Tumben Bella bertanya soal Mas Fahri? Ada apa ya? Kenapa perasaanku menjadi enggak tentang gini, ya?
"Kenapa kamu nanyain suami aku, Bel? Sekarang Mas Fahri sedang keluar kota, Bel."
"Masa, sih? Kamu yakin?"
"Yakin! Memang kenapa?"
"Ini loh, Bel, tapi maaf ya sebelumnya. Aku gak bermaksud apa-apa. Tadi aku lihat suami kamu lagi dinner di restoran sama wanita lain."
Jantungku berdetak lebih cepat saat mendengar ucapan Bella.

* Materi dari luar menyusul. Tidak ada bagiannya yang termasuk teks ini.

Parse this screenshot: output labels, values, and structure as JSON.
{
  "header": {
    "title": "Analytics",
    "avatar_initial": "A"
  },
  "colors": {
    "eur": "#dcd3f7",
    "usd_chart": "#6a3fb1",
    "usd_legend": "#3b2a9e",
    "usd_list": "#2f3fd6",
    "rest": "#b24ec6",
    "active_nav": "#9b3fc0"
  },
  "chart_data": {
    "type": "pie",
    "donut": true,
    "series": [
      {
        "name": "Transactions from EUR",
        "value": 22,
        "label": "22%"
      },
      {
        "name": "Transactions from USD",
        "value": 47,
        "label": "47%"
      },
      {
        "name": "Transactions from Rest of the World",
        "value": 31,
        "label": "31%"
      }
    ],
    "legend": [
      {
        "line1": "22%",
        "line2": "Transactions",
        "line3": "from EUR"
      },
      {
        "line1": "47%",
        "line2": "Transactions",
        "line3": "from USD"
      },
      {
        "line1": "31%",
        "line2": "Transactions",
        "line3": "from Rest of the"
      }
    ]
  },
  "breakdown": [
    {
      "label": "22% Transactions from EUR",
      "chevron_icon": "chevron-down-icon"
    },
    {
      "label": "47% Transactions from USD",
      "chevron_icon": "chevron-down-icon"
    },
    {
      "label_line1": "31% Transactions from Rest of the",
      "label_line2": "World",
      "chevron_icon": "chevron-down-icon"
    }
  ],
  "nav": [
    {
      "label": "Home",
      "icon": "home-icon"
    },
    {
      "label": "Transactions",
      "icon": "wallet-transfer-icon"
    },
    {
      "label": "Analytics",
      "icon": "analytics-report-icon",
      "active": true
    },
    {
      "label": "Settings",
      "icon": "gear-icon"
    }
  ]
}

"Mungkin kamu salah lihat, Bel." Aku membantah ucapan Bella.
"Enggak, Zahra. Mataku masih normal. Dan aku yakin yang kulihat tadi itu Mas Fahri suami kamu," tegasnya lagi.
"Mas Fahri itu sedang ada di Kalimantan, Bella!" Aku mencoba meyakinkan Bella.
"Aku gak salah lihat, kok."
"Apa kamu punya buktinya?"
"Nah, itu dia. Tadi hp aku ketinggalan, ini baru nyampe rumah."
"Maaf, Bella. Aku enggak bisa percaya kalau enggak ada buktinya. Bisa saja kamu cuma salah lihat."
"Yasudah, enggak apa-apa kalau kamu enggak percaya. Hanya satu pesan aku, hati-hati aja. Sepertinya suamimu punya wanita lain. Udah dulu, ya, assalamualaikum."
"Waalaikumsalam."
Meskipun aku menyangkal, tapi hatiku seolah membenarkan ucapan Bella. Apa mungkin Mas Fahri memiliki wanita lain di luar sana?
Tidak! Mas Fahri sangat menyayangiku, ia tidak mungkin mengkhianatiku.